Gestion des calendriers d'équipe mondiale : outils et meilleures pratiques

The Calendar Chaos Problem

In global teams, calendar management quickly becomes a source of frustration. Meetings appear at the wrong time due to time zone mismatches, recurring events drift after DST changes, and guests from different regions see different times in their local calendar apps. A structured approach prevents this chaos.

Foundational Rule: Always Use UTC or Explicit Time Zones

When creating calendar events for international audiences, always include the UTC equivalent in the event title or description. Example: "Weekly Sync — 3 PM KST / 06:00 UTC." Modern calendar apps (Google Calendar, Outlook) automatically display events in each viewer's local time, but including UTC protects against edge cases like DST transitions.

Google Calendar Best Practices for Global Teams

  • Enable secondary time zone display: In Google Calendar Settings → Time Zone, add a second time zone (e.g., show both KST and EST simultaneously in the sidebar).
  • Use "World Clock" in the Meet scheduling flow: When creating a meeting, the time selector shows what time it will be for each guest.
  • Team calendars by region: Create separate team calendars for each region showing local holidays and working hours.
  • Set working hours: Go to Settings → Working Hours and set your daily window. Others see this when scheduling with you.

Microsoft Outlook Best Practices

  • Calendar overlay view: Add colleagues' calendars and overlay them to see availability at a glance across time zones.
  • Scheduling Assistant: Use the Scheduling Assistant view when creating meetings — it shows a visual overlay of all attendees' calendars.
  • Automatic time zone handling: Outlook applies the creator's time zone to recurring events. Verify after DST transitions.

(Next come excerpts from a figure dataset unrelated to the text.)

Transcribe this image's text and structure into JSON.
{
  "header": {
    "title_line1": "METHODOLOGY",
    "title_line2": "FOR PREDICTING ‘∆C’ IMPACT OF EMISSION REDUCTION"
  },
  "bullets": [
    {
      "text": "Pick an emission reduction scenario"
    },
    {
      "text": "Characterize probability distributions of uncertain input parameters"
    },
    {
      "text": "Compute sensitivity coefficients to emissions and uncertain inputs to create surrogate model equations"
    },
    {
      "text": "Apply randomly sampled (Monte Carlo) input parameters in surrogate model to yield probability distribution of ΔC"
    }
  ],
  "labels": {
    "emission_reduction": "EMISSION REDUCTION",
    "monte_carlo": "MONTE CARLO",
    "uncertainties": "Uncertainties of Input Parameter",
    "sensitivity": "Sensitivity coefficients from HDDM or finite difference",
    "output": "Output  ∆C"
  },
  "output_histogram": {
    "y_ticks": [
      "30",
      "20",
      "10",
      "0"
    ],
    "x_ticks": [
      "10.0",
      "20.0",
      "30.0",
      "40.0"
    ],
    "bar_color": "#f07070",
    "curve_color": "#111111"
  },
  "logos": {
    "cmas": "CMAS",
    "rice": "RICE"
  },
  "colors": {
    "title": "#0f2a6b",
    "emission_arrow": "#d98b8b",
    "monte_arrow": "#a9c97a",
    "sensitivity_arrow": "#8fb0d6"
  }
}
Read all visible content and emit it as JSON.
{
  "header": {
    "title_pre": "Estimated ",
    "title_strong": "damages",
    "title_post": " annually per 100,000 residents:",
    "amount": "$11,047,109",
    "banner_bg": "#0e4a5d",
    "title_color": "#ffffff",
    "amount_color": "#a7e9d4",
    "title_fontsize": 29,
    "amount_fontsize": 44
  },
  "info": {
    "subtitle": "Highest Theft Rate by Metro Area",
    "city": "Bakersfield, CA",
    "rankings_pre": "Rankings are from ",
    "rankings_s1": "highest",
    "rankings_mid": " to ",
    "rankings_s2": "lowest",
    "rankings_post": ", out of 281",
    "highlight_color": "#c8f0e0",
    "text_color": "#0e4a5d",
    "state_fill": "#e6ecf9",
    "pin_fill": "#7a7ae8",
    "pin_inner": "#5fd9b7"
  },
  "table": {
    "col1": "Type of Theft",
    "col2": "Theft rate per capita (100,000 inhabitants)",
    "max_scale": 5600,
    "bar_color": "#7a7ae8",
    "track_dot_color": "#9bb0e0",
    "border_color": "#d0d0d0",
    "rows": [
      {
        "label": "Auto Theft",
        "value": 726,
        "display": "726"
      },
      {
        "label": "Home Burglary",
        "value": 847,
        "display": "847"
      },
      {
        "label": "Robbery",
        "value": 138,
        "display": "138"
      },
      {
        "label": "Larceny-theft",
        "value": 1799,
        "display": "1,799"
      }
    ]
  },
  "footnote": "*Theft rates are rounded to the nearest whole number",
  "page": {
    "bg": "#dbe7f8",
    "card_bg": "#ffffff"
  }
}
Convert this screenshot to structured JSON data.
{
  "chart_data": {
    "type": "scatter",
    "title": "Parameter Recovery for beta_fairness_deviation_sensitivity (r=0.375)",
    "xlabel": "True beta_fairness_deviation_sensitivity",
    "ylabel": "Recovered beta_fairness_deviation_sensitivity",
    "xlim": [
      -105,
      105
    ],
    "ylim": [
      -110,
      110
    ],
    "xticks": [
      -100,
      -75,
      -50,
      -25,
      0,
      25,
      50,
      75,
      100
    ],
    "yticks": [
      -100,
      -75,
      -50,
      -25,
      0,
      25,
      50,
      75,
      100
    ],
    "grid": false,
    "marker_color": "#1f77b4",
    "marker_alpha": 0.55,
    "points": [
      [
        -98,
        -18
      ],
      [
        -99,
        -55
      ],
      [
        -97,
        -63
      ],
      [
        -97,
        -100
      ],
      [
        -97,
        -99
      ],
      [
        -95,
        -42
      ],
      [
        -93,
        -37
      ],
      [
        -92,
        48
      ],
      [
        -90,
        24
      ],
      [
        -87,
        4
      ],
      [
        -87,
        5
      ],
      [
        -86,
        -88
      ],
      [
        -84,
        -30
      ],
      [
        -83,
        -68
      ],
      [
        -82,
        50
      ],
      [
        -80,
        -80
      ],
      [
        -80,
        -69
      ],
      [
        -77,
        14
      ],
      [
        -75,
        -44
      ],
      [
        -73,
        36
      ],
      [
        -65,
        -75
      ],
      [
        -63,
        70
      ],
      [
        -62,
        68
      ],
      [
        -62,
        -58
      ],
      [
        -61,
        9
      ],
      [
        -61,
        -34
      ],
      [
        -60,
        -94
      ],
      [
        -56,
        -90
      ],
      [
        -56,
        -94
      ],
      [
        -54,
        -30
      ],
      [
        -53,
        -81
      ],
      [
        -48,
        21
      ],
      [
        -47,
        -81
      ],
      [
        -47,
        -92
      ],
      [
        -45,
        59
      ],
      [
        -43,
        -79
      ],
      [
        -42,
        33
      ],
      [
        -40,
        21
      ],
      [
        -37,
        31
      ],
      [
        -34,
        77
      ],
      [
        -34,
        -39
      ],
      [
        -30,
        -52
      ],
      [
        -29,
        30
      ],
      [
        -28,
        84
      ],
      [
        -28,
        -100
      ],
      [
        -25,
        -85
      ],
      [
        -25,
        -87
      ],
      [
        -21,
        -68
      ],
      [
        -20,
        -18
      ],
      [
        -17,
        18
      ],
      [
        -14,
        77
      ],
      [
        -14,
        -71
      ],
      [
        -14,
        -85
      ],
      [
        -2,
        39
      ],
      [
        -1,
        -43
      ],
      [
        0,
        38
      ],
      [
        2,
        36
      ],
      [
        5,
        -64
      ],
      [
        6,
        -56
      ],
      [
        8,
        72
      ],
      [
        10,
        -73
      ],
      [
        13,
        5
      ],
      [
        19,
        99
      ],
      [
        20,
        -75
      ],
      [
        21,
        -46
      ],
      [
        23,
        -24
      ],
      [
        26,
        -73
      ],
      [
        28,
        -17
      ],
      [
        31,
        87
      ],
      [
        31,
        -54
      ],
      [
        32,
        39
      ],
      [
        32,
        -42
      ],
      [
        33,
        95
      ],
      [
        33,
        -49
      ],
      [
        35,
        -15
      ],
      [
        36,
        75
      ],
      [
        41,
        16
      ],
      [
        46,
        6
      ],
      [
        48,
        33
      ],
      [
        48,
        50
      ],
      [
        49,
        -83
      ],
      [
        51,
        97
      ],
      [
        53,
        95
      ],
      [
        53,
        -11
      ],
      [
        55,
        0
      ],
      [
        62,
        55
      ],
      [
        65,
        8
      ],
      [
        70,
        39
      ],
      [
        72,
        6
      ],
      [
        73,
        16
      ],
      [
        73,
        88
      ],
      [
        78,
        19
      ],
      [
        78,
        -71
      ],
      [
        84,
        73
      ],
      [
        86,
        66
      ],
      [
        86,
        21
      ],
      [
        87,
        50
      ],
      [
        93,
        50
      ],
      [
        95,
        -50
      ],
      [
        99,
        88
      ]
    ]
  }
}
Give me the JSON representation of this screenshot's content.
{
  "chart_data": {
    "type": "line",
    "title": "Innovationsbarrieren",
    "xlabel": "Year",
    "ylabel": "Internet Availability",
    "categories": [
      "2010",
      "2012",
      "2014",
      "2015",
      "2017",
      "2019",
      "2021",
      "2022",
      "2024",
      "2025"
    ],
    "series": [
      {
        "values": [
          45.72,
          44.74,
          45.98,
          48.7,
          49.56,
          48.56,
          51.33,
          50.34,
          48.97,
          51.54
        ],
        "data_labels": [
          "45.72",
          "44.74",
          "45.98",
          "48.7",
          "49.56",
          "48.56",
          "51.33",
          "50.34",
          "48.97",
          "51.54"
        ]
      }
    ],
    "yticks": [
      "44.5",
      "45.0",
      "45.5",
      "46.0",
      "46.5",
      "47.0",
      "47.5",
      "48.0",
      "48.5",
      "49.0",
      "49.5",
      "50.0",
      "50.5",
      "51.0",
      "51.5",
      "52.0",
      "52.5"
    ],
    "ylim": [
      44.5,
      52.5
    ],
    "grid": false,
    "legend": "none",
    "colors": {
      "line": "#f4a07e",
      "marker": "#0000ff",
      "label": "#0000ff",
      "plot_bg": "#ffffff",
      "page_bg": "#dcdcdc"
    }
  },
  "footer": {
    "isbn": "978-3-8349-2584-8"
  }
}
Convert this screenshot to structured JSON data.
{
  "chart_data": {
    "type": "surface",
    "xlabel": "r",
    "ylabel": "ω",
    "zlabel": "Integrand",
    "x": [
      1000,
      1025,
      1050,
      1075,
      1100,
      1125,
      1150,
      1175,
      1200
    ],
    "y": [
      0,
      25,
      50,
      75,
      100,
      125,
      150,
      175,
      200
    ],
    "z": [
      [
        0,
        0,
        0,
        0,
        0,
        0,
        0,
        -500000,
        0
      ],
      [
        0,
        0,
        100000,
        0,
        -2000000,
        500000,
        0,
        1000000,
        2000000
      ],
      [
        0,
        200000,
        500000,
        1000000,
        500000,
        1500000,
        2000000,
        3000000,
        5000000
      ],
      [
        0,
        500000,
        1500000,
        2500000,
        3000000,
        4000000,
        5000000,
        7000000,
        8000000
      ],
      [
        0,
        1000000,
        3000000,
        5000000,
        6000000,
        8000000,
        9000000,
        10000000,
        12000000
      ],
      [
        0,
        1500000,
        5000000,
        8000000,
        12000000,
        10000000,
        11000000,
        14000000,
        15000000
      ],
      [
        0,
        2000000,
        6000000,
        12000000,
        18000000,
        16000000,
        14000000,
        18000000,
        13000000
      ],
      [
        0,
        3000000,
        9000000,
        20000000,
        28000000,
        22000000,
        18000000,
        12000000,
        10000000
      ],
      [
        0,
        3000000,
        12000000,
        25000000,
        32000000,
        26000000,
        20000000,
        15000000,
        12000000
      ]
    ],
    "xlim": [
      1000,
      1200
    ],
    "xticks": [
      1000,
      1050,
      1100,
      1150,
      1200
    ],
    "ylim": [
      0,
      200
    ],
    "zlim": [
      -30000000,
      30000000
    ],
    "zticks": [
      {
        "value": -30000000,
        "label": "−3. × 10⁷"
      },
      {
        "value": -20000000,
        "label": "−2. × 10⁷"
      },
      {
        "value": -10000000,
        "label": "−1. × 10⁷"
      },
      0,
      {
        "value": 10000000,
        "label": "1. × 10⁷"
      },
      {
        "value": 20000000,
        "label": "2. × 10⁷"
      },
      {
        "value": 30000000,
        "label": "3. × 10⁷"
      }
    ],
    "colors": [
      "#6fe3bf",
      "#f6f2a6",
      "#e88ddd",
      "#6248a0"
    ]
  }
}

Dedicated Scheduling Tools

  • Calendly: Lets recipients book in their own time zone; shows your availability translated to their local time automatically.
  • Doodle: Poll-based scheduling across multiple time zones — great for finding alignment in large groups.
  • World Time Buddy: Visual time zone comparison grid; excellent for planning before creating a calendar invite.

Managing Recurring Meetings After DST Changes

The most common calendar disaster: a weekly recurring meeting drifts by one hour after a DST change because the event was created in a DST-observing time zone. To prevent this:

  • Always check recurring meetings in mid-March (US DST) and late October (EU DST) to verify times are still correct.
  • For meetings involving non-DST regions (Korea, Japan, India, China), expect to update the event time twice a year.
  • Add a calendar reminder two weeks before each DST transition to audit your recurring global meetings.

Shared Holiday Calendars

Subscribe to public holiday calendars for each country where you have team members. Both Google Calendar and Outlook support importing national holiday calendars. Seeing Korean, Japanese, and US holidays in one view prevents accidentally scheduling critical deadlines on public holidays.